Мимо пошли унтер Буденный с двумя драгунами. Впереди их со стеком в руке шел корнет. Унтер и драгуны откозыряли мне лихо, а корнет лениво прикоснулся к фуражке.
– Корнет, ко мне!
– приказал я.
– Командир взвода Восемнадцатого драгунского Северского короля датского Христиана девятого полка корнет Улагай!
– представился корнет.
– Доложите своему командиру о неуважительном отношении к старшему по званию офицеру!
– сказал я.
– Виноват. В темноте не разглядел вашего звания!
– солгал корнет.
– Доложите своему командиру, что капитан Норин уличил вас во лжи!
– сказал я.
Конечно, я не должен был этого говорить. Я перечеркивал корнету всю карьеру.
– Слушаюсь!
– дрогнул голосом корнет.
– Борис Алексеевич! Зачем же так жестоко! Ведь все это закончится очень плохо и для корнета, и для вас!
– ахнули сестры.
Они явно не видели ленивого и, значит, презрительного прикосновения корнета к своей фуражке.
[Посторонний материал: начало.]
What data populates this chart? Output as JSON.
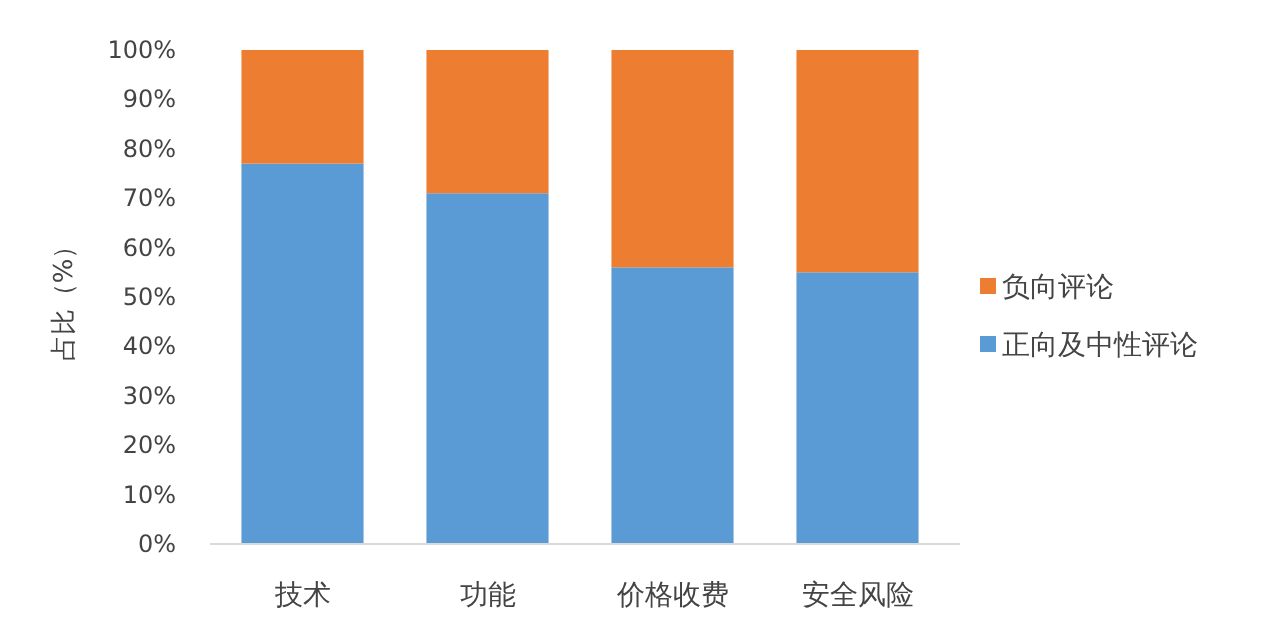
{
  "chart_data": {
    "type": "bar",
    "stacked": true,
    "ylabel": "占比（%）",
    "categories": [
      "技术",
      "功能",
      "价格收费",
      "安全风险"
    ],
    "series": [
      {
        "name": "正向及中性评论",
        "color": "#5b9bd5",
        "values": [
          77,
          71,
          56,
          55
        ]
      },
      {
        "name": "负向评论",
        "color": "#ed7d31",
        "values": [
          23,
          29,
          44,
          45
        ]
      }
    ],
    "ylim": [
      0,
      100
    ],
    "yticks": [
      {
        "value": 0,
        "label": "0%"
      },
      {
        "value": 10,
        "label": "10%"
      },
      {
        "value": 20,
        "label": "20%"
      },
      {
        "value": 30,
        "label": "30%"
      },
      {
        "value": 40,
        "label": "40%"
      },
      {
        "value": 50,
        "label": "50%"
      },
      {
        "value": 60,
        "label": "60%"
      },
      {
        "value": 70,
        "label": "70%"
      },
      {
        "value": 80,
        "label": "80%"
      },
      {
        "value": 90,
        "label": "90%"
      },
      {
        "value": 100,
        "label": "100%"
      }
    ],
    "legend": "right"
  }
}
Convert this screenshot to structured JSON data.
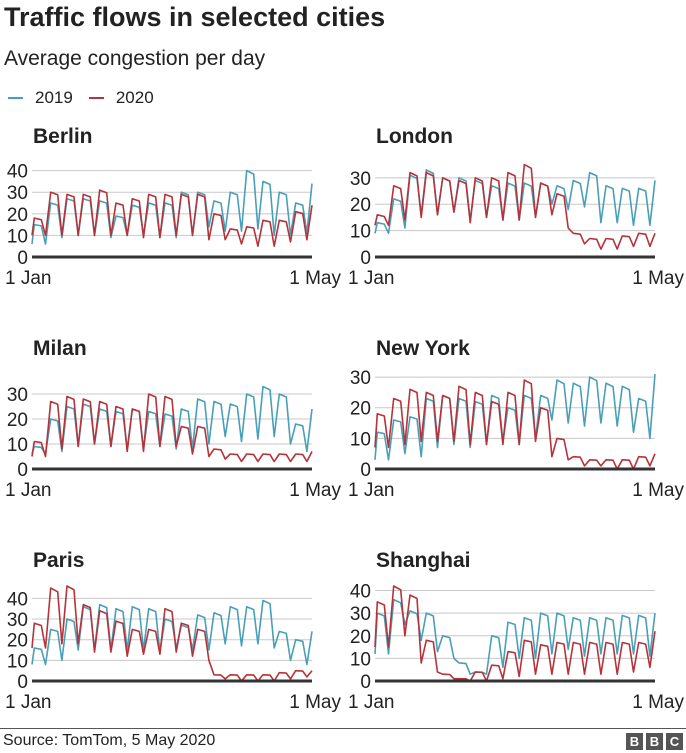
{
  "header": {
    "title": "Traffic flows in selected cities",
    "subtitle": "Average congestion per day"
  },
  "legend": [
    {
      "label": "2019",
      "color": "#4a9fb8"
    },
    {
      "label": "2020",
      "color": "#b5333a"
    }
  ],
  "footer": {
    "source": "Source: TomTom, 5 May 2020",
    "logo": [
      "B",
      "B",
      "C"
    ]
  },
  "chart_data": [
    {
      "type": "line",
      "title": "Berlin",
      "x_ticks": [
        "1 Jan",
        "1 May"
      ],
      "ylim": [
        0,
        44
      ],
      "y_ticks": [
        0,
        10,
        20,
        30,
        40
      ],
      "grid": true,
      "series": [
        {
          "name": "2019",
          "weekday_peaks": [
            15,
            25,
            27,
            27,
            26,
            19,
            24,
            25,
            25,
            30,
            30,
            26,
            30,
            40,
            35,
            30,
            25,
            34
          ],
          "weekend_lows": [
            6,
            9,
            10,
            10,
            9,
            10,
            10,
            9,
            9,
            10,
            14,
            12,
            12,
            13,
            10,
            10,
            11,
            12
          ]
        },
        {
          "name": "2020",
          "weekday_peaks": [
            18,
            30,
            29,
            29,
            31,
            25,
            27,
            29,
            29,
            29,
            29,
            20,
            13,
            14,
            17,
            17,
            21,
            24
          ],
          "weekend_lows": [
            10,
            10,
            10,
            10,
            10,
            10,
            9,
            9,
            10,
            10,
            8,
            8,
            6,
            5,
            5,
            7,
            8,
            9
          ]
        }
      ]
    },
    {
      "type": "line",
      "title": "London",
      "x_ticks": [
        "1 Jan",
        "1 May"
      ],
      "ylim": [
        0,
        36
      ],
      "y_ticks": [
        0,
        10,
        20,
        30
      ],
      "grid": true,
      "series": [
        {
          "name": "2019",
          "weekday_peaks": [
            13,
            22,
            31,
            33,
            30,
            30,
            29,
            27,
            28,
            28,
            28,
            27,
            29,
            32,
            27,
            26,
            26,
            29
          ],
          "weekend_lows": [
            9,
            11,
            16,
            16,
            17,
            14,
            15,
            14,
            14,
            15,
            20,
            18,
            19,
            13,
            13,
            12,
            12,
            12
          ]
        },
        {
          "name": "2020",
          "weekday_peaks": [
            16,
            27,
            32,
            32,
            30,
            29,
            30,
            30,
            32,
            35,
            28,
            24,
            9,
            7,
            7,
            8,
            9,
            9
          ],
          "weekend_lows": [
            12,
            14,
            15,
            16,
            17,
            13,
            15,
            14,
            14,
            15,
            16,
            11,
            5,
            3,
            3,
            4,
            4,
            5
          ]
        }
      ]
    },
    {
      "type": "line",
      "title": "Milan",
      "x_ticks": [
        "1 Jan",
        "1 May"
      ],
      "ylim": [
        0,
        38
      ],
      "y_ticks": [
        0,
        10,
        20,
        30
      ],
      "grid": true,
      "series": [
        {
          "name": "2019",
          "weekday_peaks": [
            9,
            20,
            25,
            26,
            24,
            23,
            24,
            23,
            22,
            24,
            28,
            27,
            26,
            30,
            33,
            30,
            18,
            24
          ],
          "weekend_lows": [
            6,
            7,
            9,
            10,
            9,
            8,
            8,
            9,
            8,
            8,
            10,
            13,
            11,
            12,
            13,
            10,
            7,
            8
          ]
        },
        {
          "name": "2020",
          "weekday_peaks": [
            11,
            27,
            29,
            28,
            27,
            25,
            24,
            30,
            29,
            17,
            17,
            8,
            6,
            6,
            6,
            6,
            6,
            7
          ],
          "weekend_lows": [
            5,
            8,
            9,
            10,
            9,
            7,
            7,
            9,
            9,
            6,
            5,
            4,
            3,
            3,
            3,
            3,
            3,
            3
          ]
        }
      ]
    },
    {
      "type": "line",
      "title": "New York",
      "x_ticks": [
        "1 Jan",
        "1 May"
      ],
      "ylim": [
        0,
        31
      ],
      "y_ticks": [
        0,
        10,
        20,
        30
      ],
      "grid": true,
      "series": [
        {
          "name": "2019",
          "weekday_peaks": [
            12,
            16,
            17,
            23,
            24,
            23,
            22,
            24,
            20,
            24,
            24,
            29,
            28,
            30,
            28,
            27,
            23,
            31
          ],
          "weekend_lows": [
            3,
            5,
            4,
            7,
            8,
            7,
            8,
            9,
            8,
            10,
            16,
            15,
            14,
            15,
            14,
            12,
            10,
            11
          ]
        },
        {
          "name": "2020",
          "weekday_peaks": [
            18,
            23,
            26,
            25,
            24,
            27,
            25,
            22,
            25,
            29,
            20,
            10,
            4,
            3,
            3,
            3,
            4,
            5
          ],
          "weekend_lows": [
            7,
            8,
            9,
            9,
            9,
            8,
            8,
            8,
            8,
            9,
            4,
            3,
            1,
            1,
            0,
            0,
            1,
            2
          ]
        }
      ]
    },
    {
      "type": "line",
      "title": "Paris",
      "x_ticks": [
        "1 Jan",
        "1 May"
      ],
      "ylim": [
        0,
        46
      ],
      "y_ticks": [
        0,
        10,
        20,
        30,
        40
      ],
      "grid": true,
      "series": [
        {
          "name": "2019",
          "weekday_peaks": [
            16,
            25,
            30,
            36,
            37,
            35,
            36,
            35,
            30,
            27,
            32,
            33,
            36,
            36,
            39,
            24,
            20,
            24
          ],
          "weekend_lows": [
            8,
            10,
            15,
            15,
            15,
            15,
            15,
            14,
            16,
            15,
            15,
            18,
            17,
            18,
            16,
            10,
            8,
            8
          ]
        },
        {
          "name": "2020",
          "weekday_peaks": [
            28,
            45,
            46,
            37,
            34,
            29,
            25,
            25,
            35,
            28,
            25,
            3,
            3,
            3,
            3,
            4,
            5,
            5
          ],
          "weekend_lows": [
            16,
            18,
            18,
            14,
            14,
            12,
            13,
            13,
            14,
            12,
            10,
            1,
            0,
            0,
            0,
            1,
            2,
            2
          ]
        }
      ]
    },
    {
      "type": "line",
      "title": "Shanghai",
      "x_ticks": [
        "1 Jan",
        "1 May"
      ],
      "ylim": [
        0,
        42
      ],
      "y_ticks": [
        0,
        10,
        20,
        30,
        40
      ],
      "grid": true,
      "series": [
        {
          "name": "2019",
          "weekday_peaks": [
            30,
            36,
            31,
            30,
            20,
            8,
            4,
            20,
            26,
            28,
            30,
            30,
            28,
            28,
            28,
            29,
            29,
            30
          ],
          "weekend_lows": [
            12,
            25,
            18,
            13,
            10,
            3,
            3,
            6,
            10,
            10,
            12,
            14,
            11,
            12,
            12,
            12,
            11,
            10
          ]
        },
        {
          "name": "2020",
          "weekday_peaks": [
            35,
            42,
            38,
            18,
            3,
            1,
            4,
            7,
            13,
            18,
            16,
            17,
            17,
            17,
            17,
            17,
            17,
            22
          ],
          "weekend_lows": [
            15,
            20,
            8,
            4,
            1,
            0,
            0,
            1,
            2,
            3,
            3,
            3,
            3,
            3,
            3,
            4,
            6,
            9
          ]
        }
      ]
    }
  ]
}
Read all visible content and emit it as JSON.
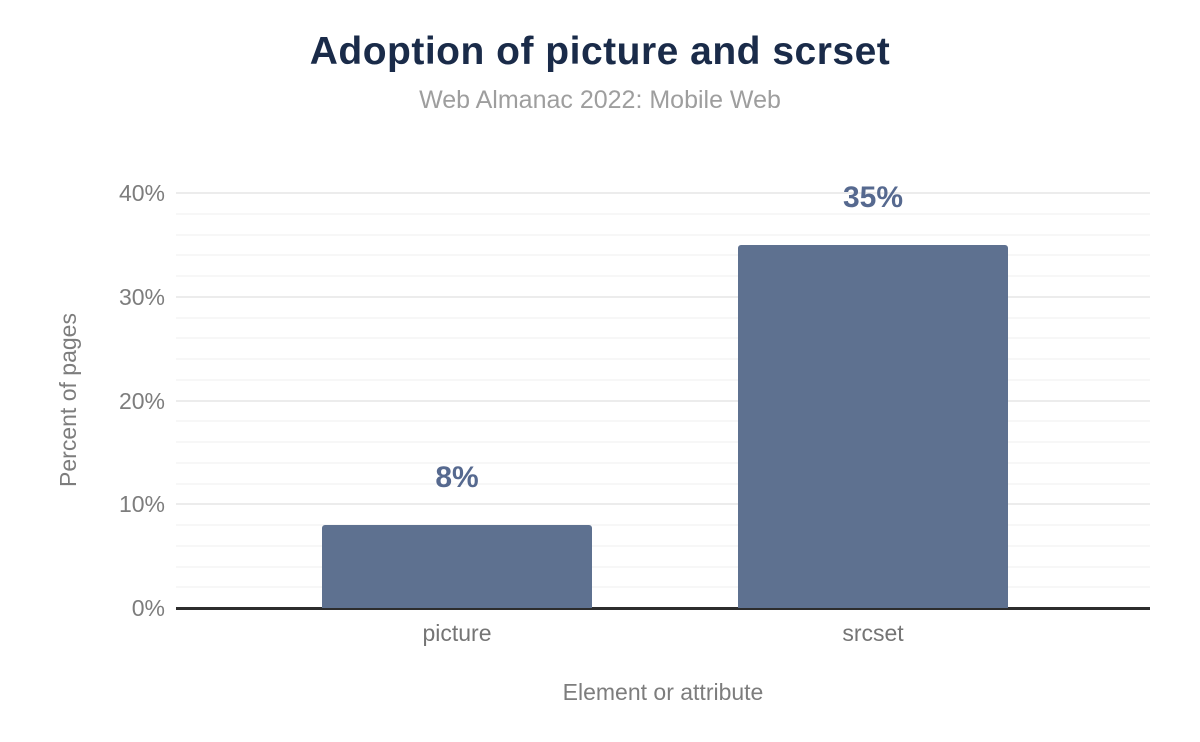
{
  "chart_data": {
    "type": "bar",
    "title": "Adoption of picture and scrset",
    "subtitle": "Web Almanac 2022: Mobile Web",
    "xlabel": "Element or attribute",
    "ylabel": "Percent of pages",
    "categories": [
      "picture",
      "srcset"
    ],
    "values": [
      8,
      35
    ],
    "value_labels": [
      "8%",
      "35%"
    ],
    "yticks": [
      {
        "value": 0,
        "label": "0%"
      },
      {
        "value": 10,
        "label": "10%"
      },
      {
        "value": 20,
        "label": "20%"
      },
      {
        "value": 30,
        "label": "30%"
      },
      {
        "value": 40,
        "label": "40%"
      }
    ],
    "ylim": [
      0,
      40
    ],
    "grid": {
      "minor_step": 2,
      "major_step": 10,
      "grid_on": true
    },
    "legend_position": "none",
    "colors": {
      "bar": "#5e7190",
      "value_label": "#56698f",
      "title": "#1a2b49",
      "subtitle": "#9e9e9e",
      "axis_text": "#7d7d7d",
      "baseline": "#2d2d2d",
      "major_grid": "#ececec",
      "minor_grid": "#f7f7f7"
    }
  }
}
Я потому должен был показаться им монстром.
– Прошу прощения, милые барышни!
– сказал я и, как мне ни хотелось остаться при них, то есть как бы побыть в каком-то новом обществе, отличном от моего, сложившегося за два месяца боев, пошел искать свою батарею.
Обе сестры решительно меня остановили.
– Хоть вы и сатрап, но мы вас не отпустим без кофе!
– сказала графинечка и послала Валерию приготовить горячей воды.
– Много мы вам не сварим, дров нет. А на спиртовке приготовим вам хотя бы умыться и на кружку кофе. Да скажите же о вашей одиссее!
– воскликнула она.
– Ведь уже стали говорить, что вы без снарядов, что вас турки окружили!